The issues identified specifically involved breaches to the intended functionality and use of the system, both key components of usability. For example, although we had pretested the software, there were numerous software glitches found that appeared to interfere with the ability of the subject to use the system as intended. These included such things as failure of an alert to shut off when it was no longer applicable; the ability to add the same term (e.g, NOC) more than once and rate it differently (inappropriate), and the inability to add a term that was previously deleted. Other issues involved the training materials. In the absence of clear directions in our orientation to look at information available through CDS buttons immediately, some subjects chose to ignore these buttons until later in the care planning process. An unintended consequence was that subjects used other features to change the plans of care making it difficult for us to evaluate the value of the CDS feature in these instances. Adding or clarifying simple directions and visuals in our orientation corrected this and other similar issues. We also found errors in the content displayed. These included such things as wrong definition supplied for a term on an information screen or tool tip and wrong outcome ratings being displayed.
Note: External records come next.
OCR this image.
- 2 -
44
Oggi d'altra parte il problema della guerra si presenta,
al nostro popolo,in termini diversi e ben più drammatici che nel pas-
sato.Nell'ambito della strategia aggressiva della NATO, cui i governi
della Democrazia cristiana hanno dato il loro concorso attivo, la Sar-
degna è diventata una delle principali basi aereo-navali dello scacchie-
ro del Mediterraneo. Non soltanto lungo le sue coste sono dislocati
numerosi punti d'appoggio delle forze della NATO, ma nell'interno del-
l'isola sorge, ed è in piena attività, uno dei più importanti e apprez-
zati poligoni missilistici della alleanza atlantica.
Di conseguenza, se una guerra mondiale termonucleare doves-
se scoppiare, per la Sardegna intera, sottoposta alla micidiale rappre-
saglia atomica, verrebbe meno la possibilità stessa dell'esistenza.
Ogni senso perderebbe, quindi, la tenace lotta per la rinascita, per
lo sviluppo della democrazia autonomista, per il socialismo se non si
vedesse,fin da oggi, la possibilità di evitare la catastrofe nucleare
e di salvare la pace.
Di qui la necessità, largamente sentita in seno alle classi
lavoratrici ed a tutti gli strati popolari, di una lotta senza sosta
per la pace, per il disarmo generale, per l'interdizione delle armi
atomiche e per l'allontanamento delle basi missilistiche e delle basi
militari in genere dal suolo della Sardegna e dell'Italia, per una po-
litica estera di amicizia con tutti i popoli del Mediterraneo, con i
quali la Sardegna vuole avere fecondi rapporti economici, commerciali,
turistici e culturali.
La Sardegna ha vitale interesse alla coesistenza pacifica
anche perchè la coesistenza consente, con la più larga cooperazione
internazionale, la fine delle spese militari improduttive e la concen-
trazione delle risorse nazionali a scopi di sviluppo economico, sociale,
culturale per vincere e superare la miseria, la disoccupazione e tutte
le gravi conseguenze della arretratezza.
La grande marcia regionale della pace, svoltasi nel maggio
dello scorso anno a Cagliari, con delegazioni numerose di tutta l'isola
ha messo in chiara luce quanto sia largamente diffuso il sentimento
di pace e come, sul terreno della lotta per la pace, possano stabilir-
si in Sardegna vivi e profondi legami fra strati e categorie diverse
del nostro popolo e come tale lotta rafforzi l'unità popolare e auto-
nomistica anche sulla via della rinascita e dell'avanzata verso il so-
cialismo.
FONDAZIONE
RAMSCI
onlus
Because we set up the capability to monitor use under real time conditions, all of these issues were reconciled early on but would have gone unnoticed without the vigilance employed in this study since users did not report them. For this reason, the first step toward building a technology system with strong usability is to quickly identify and eliminate all software issues that alter the intended functions and gaps in training materials.
Conclusion
As seasoned researchers in the field of electronic health records, we were surprised to see the large number of errors that our pretesting had failed to uncover in our software and training. Of greater concern is that these issues seemed not to be noticed by the subjects since none were reported even when subjects were given ample and easy opportunities to do so. This is problematic since it is our experience that current EHRs rely heavily on user reports of errors to fix systems. Insufficient testing, thus may well result in the use of EHRs with undetected functionality problems and the potential for dire consequences (e.g., clinicians taking inappropriate actions based on information in an EHR that is confusing or erroneous). To avoid the potential dire consequences of poor usability testing, we advocate for the use of strong testing methodologies that are designed to comprehensively detect systems issues such as those reported here. In the absence of such testing, it is nearly impossible to establish that the software works and is being used as intended and that the data collected with it are valid, an essential criteria in the era of big data. When buying and EHR, thus it is important to determine up-front how functionality and training issues are identified and reconciled both before and after implementation into practice.
Footnotes
Conflict of interest The HANDS software, which includes the NANDA-I, NIC, and NOC standardized nursing terminologies, is owned and distributed by HealthTeam IQ, LLC. Dr. Gail Keenan is currently the President and CEO of this company and has a current conflict of interest statement of explanation and management plan in place with the University of Illinois at Chicago.